Я опять вижусь с селянами, говорю с ними о пережитом и встречаю всюду разочарование, желание покоя и неуверенность в будущем. И эта неуверенность охватывает как раз не худшие, грабительские элементы деревни, а, наоборот, лучшие, которые имели бы право на поддержку и ободрение.
Увидел я опять и моих возражательниц на сходе в К. Казалось, они должны были пережить свой период полного торжества. Ведь они принадлежали к той части «владыки»-народа, верховенство и диктатуру которой кульминационный пункт российской революции — большевизм — объявил своим знаменем.
Я увидел их истомленными и жалкими. Мужья некоторых из них, уцелевшие на немецком фронте, теперь опять воюют…
Только теперь этот фронт уже не на внешней нашей границе. Огненными кровавыми чертами он прошел по живому телу России.
И жены опять плачут, не зная, живы ли отцы их детей… По выбору односельчан они были членами земельных комитетов и сельских исполкомов. Мне говорят, что они только добросовестно исполняли роль посредников между большевистскими властями и населением. Но «маятник власти», особенно в первое время, не входит в дальние разбирательства, и они, все-таки официальные лица при большевизме, должны были уйти с большевиками в неведомое будущее, полное борьбы и крови.
Когда эти мои знакомые узнали, что я приехал в их места и рад бы повидаться с ними, одна из них, робко подняв глаза, спросила:
— А не будет он нас бить?
Народ привык, что с каждой переменой приходит кто-нибудь, считающий себя вправе кого-нибудь бить. Другие их успокоили, и когда мы увиделись, то они мне говорили, как часто в их селе вспоминали старика, который говорил, что за землю придется платить или деньгами, или кровью. Много пролилось крови и слез, а за аренду десятины в их местах запрашивают 1200 рублей. И многие смотрят со страхом в непонятное и темное будущее. Проезжая по дорогам в середине октября, я увидел огромные пространства, еще даже не вспаханные под озими. Частью этому мешала засушливая осень, но частью и неопределенность земельных отношений. Неизвестно, сколько времени все это продлится.
В одном из приказов, напечатанных в газетах от имени генерала Деникина, говорится: «По дошедшим сведениям, вслед за добровольческими войсками при наступлении в очищенные от большевиков места являются владельцы, насильно восстанавливающие, нередко при прямой поддержке войск, нарушенные в разное время свои имущественные права, прибегая при этом к действиям, имевшим характер „мести“». Генерал напоминает, что при том смятении и путанице, которые внесены в нашу жизнь междоусобием, армия не в состоянии разобраться с должной гарантией справедливости в спорных правовых взаимоотношениях.
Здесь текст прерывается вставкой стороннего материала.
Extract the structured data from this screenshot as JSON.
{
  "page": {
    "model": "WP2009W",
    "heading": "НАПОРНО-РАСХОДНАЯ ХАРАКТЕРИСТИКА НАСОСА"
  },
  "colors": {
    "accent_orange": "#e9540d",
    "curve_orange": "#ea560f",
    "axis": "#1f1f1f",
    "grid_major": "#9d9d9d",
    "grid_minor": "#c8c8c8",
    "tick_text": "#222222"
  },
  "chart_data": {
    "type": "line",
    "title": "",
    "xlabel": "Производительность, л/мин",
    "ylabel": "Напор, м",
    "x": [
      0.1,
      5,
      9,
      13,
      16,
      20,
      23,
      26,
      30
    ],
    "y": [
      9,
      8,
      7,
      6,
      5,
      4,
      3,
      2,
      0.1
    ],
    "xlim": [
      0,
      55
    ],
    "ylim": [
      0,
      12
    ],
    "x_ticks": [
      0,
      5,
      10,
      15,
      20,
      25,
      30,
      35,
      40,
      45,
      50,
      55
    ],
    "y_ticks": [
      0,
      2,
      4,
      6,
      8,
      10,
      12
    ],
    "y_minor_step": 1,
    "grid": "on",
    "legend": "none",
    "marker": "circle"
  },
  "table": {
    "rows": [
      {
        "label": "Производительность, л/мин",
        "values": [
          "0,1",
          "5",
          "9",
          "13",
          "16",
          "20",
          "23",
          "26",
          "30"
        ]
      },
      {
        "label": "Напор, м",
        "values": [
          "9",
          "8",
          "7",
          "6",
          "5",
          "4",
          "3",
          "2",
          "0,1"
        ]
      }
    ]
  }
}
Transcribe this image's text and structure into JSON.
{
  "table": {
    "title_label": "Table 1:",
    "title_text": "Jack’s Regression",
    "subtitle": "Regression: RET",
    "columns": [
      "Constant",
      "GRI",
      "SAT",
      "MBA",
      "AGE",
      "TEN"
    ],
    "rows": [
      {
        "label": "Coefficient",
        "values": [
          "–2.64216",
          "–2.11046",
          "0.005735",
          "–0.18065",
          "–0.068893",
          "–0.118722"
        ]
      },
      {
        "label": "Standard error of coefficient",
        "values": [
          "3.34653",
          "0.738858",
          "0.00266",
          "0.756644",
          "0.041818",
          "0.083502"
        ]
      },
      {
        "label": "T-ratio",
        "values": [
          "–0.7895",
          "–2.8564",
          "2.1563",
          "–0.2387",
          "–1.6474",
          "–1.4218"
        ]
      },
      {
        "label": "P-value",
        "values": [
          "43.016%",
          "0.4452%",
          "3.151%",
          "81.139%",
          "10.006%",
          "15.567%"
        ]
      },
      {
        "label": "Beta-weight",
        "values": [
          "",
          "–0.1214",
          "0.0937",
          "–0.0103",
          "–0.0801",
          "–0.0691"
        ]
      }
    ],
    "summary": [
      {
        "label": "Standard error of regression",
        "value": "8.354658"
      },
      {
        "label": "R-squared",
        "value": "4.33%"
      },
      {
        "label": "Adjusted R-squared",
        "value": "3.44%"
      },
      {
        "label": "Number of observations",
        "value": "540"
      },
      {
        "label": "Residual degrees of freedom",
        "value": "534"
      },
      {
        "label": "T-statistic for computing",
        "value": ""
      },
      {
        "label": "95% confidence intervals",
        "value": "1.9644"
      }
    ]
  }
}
Это, кажется, еще первая попытка остановить роковые качания маятника мести. В одной из последних речей того же генерала Деникина говорится, что главные затруднения в своей задаче восстановления государства он видит не на военных фронтах, искрестивших вдоль и поперек наше отечество, а в той партийной борьбе, которая идет в тылу, вероятно, даже в правящих сферах нашей власти. Есть, очевидно, и теперь очень много людей, видящих главную задачу в том, чтобы маятник мести качнулся еще раз в нужную им сторону…
Нетрудно угадать, что спор идет опять главным образом около земельного вопроса. Как рассуждают представители партии, которая считает себя торжествующей, справедливо ли, чтобы крестьянин получил все-таки землю, которой добивался «грабижками», поджогами, насилиями над помещиками? Нет, пусть другая сторона получит свой реванш и полное восстановление нарушенных прав.
Гибельное рассуждение, и не только гибельное, но и несправедливое. Признать его правильность — значит вернуться к старому, зачеркнув целиком всю революцию, которую недаром приветствовала вся Россия.
Надо признать, что вина в наших нынешних бедствиях не может быть взвалена на один какой-нибудь класс. Когда самодержавие Александра II уничтожило крепостное право, что оно, в сущности, сделало? Оно только устранило вековую неправду, слишком долго позорившую Россию.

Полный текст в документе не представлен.